Ziel der Provenienzforschung ist es, die Herkunft von Objekten aufzuschlüsseln, das gilt für Kunstwerke ebenso wie für Naturalien oder Ethnographica. Ausgehend vom jeweiligen Objekt können etwa Karteikarten, Inventarbucheinträge oder Archivalien Hinweise geben: Wie eine Sammlung ins Museum gelangte, woher sie stammt und wem sie ursprünglich gehörte. Ausgangspunkt ist immer die Frage, ob die Objekte heute rechtmäßig im Besitz des Museums sind, oder ob sie aus einem »Unrechtskontext« stammen. Besonders in den letzten Jahrzehnten hat sich die Provenienzforschung als ein wesentlicher Teil der Museums- und Sammlungsarbeit etabliert. Ein Meilenstein für diese Entwicklung war die Washingtoner Konferenz, welche 1998 erstmals festlegte, wie mit von den Nationalsozialisten entzogenen Kulturgütern zu verfahren sei. Daraufhin begannen viele Museen, die eigenen Bestände zu untersuchen und problematische Provenienzen offenzulegen.
Damit einher ging ein kritischer Blick auf die »Institution Museum« selbst: Ihre Wurzeln reichen zurück ins 19. Jahrhundert, in die Hochphase von Kolonialismus, »Sammelwut« und vermeintlicher europäischer Überlegenheit. Infolge dieser Leitgedanken gelangten zahlreiche außereuropäische Objekte, Tierpräparate sowie vereinzelt menschliche Gebeine in museale Sammlungen, so auch ins damalige Provinzialmuseum Hannover.
Nach 1933 und noch bis in die Nachkriegszeit eigneten sich die Verantwortlichen des Landesmuseums wie viele andere Museen Kulturgüter aus dem Besitz von Personen an, die während des Nationalsozialismus verfolgt wurden.

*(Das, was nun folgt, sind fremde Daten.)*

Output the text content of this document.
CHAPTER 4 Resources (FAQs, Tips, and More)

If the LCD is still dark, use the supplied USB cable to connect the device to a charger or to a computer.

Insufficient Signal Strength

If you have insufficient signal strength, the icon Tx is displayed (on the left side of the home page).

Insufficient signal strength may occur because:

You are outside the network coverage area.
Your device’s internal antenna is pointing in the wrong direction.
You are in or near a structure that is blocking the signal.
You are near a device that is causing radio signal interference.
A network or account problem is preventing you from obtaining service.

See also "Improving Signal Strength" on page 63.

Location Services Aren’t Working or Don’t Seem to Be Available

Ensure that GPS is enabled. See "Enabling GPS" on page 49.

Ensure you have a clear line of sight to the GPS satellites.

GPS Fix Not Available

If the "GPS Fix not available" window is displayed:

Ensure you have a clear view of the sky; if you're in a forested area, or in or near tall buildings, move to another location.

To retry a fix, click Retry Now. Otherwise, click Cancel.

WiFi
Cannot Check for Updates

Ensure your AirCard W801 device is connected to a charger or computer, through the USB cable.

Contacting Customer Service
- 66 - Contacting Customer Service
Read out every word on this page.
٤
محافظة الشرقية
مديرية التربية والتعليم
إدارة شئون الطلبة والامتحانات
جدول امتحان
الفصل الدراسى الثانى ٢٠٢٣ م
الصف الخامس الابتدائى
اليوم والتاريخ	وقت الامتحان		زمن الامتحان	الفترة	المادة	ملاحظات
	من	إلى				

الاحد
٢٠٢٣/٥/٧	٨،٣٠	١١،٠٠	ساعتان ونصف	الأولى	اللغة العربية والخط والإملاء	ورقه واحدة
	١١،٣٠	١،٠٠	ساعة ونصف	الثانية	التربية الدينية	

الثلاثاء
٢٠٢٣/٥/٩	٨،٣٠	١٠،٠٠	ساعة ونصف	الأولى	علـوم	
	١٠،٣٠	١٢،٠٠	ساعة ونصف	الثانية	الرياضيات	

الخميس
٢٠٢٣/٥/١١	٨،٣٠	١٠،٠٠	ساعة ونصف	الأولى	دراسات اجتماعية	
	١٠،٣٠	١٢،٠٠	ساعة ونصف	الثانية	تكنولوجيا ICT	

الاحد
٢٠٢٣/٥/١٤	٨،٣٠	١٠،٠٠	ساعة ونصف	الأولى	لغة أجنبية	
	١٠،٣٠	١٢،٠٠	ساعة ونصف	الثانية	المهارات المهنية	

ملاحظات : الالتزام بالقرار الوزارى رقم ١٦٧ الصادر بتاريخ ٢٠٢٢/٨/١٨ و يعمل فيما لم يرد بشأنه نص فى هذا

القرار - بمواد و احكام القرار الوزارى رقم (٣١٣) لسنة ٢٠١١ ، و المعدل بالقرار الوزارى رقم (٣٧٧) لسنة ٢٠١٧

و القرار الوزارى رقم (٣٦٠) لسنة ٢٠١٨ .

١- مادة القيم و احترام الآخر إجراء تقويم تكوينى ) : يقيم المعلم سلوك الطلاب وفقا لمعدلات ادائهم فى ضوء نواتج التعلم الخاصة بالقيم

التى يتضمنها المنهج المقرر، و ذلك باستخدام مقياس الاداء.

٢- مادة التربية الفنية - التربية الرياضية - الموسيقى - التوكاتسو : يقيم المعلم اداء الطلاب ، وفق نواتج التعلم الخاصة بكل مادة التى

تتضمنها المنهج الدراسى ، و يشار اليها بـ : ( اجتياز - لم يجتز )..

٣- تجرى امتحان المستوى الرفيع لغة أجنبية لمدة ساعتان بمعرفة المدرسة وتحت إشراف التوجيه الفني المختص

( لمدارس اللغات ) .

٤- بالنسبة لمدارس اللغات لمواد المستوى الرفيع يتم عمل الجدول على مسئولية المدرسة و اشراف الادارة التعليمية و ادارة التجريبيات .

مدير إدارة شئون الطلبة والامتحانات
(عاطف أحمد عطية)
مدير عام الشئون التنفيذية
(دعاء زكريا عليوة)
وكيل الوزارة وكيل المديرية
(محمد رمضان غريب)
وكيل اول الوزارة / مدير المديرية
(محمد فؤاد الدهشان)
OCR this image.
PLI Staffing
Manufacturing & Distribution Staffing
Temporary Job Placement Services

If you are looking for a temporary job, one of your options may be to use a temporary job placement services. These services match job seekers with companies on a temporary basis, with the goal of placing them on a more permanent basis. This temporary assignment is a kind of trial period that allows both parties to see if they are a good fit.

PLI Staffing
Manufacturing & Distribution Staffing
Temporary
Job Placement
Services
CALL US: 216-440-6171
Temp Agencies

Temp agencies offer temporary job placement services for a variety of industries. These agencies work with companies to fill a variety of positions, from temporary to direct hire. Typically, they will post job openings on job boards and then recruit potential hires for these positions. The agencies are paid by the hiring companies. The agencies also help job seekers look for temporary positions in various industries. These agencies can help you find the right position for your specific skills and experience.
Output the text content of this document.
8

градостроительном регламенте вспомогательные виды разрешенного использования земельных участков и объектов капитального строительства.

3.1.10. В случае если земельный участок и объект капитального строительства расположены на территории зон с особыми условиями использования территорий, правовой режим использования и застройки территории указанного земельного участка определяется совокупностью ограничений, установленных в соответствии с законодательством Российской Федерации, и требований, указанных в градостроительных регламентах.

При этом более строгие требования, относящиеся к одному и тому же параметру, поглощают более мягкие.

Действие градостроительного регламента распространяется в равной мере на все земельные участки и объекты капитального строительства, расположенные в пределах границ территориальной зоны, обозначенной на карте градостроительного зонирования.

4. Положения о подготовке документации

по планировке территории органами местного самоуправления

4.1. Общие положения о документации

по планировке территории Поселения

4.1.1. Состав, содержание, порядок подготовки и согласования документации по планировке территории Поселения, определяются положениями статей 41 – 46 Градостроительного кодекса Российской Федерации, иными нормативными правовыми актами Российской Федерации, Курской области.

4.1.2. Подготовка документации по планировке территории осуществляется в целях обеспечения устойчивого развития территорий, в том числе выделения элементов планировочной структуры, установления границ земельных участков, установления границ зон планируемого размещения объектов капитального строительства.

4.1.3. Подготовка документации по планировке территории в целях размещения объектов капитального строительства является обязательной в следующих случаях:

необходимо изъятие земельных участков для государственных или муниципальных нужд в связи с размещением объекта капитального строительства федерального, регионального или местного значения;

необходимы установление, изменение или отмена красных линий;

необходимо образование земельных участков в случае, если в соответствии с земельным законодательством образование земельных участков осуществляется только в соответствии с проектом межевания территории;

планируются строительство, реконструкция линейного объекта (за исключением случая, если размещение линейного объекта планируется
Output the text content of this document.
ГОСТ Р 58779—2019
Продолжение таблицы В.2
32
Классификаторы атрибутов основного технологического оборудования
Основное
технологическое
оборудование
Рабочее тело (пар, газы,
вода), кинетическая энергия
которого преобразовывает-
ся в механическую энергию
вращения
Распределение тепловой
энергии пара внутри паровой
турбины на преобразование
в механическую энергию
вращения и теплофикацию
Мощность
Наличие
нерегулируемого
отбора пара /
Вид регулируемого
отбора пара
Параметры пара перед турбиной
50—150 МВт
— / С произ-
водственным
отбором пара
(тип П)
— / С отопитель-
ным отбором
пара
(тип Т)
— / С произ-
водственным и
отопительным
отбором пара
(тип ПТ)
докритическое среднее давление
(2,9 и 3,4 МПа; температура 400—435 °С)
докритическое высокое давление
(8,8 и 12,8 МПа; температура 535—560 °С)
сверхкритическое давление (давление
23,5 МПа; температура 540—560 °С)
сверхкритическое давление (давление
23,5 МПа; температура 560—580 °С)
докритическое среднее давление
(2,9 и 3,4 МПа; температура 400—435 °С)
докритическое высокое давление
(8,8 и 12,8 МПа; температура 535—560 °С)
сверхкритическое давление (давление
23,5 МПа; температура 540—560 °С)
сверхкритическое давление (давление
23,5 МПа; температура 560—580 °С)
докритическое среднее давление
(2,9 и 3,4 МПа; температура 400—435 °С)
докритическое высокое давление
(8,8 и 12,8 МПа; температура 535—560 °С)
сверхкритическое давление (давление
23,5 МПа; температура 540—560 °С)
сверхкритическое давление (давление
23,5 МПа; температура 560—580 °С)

Dieses »heikle Erbe« sowohl der Kolonialzeit als auch des Nationalsozialismus aufzudecken, ist Ziel der Provenienzforschung, welche demzufolge viel Feingefühl erfordert. In diesem Sinne bemüht sich das Landesmuseum Hannover um einen transparenten Dialog mit Nachkommen verfolgter Personen und Vertreter*innen von Herkunftsgesellschaften, um gemeinsame Lösungen zu erarbeiten.
Ferner ist das Netzwerk Provenienzforschung am Landesmuseum Hannover angesiedelt, das rund 70 Mitglieder und Partner in Niedersachsen umfasst, niedersachsenweit im Bereich der Provenienzforschung beratend tätig ist und hier unter anderem Projekte initiiert und begleitet sowie Fort- und Weiterbildungen durchführt.
In der vom Deutschen Zentrum Kulturgutverluste betriebenen Datenbank finden sich Such- und Fundmeldungen sowie Informationen über bereits erfolgte Restitutionen zu Kulturgütern, die während der Zeit des Nationalsozialismus verfolgungsbedingt entzogen wurde.
Das Deutsche Zentrum für Kulturgutverluste ist seit 2015 der nationale Ansprechpartner für Provenienzforschung zu NS-Raubgut (seit 2019) sowie Sammlungsgut aus kolonialen Kontexten und vergibt Fördermittel für Forschungsprojekte.
Die „Washington Principles“ legten 1998 erstmals Grundsätze fest, wie mit von den Nationalsozialisten entzogenen Kulturgütern zu verfahren sei. Für die Bundesrepublik Deutschland wurden diese Grundsätze in der „Gemeinsamen Erklärung“ 1999 bekräftigt.
Das niedersächsische Verbundprojekt PAESE wurde 2018-22 von der VolkswagenStiftung gefördert und hat die Herkunft ausgewählter Bestände in den fünf größten ethnografischen Sammlungen in Niedersachsen gemeinsam mit Vertreter:innen aus Herkunftsregionen erforscht.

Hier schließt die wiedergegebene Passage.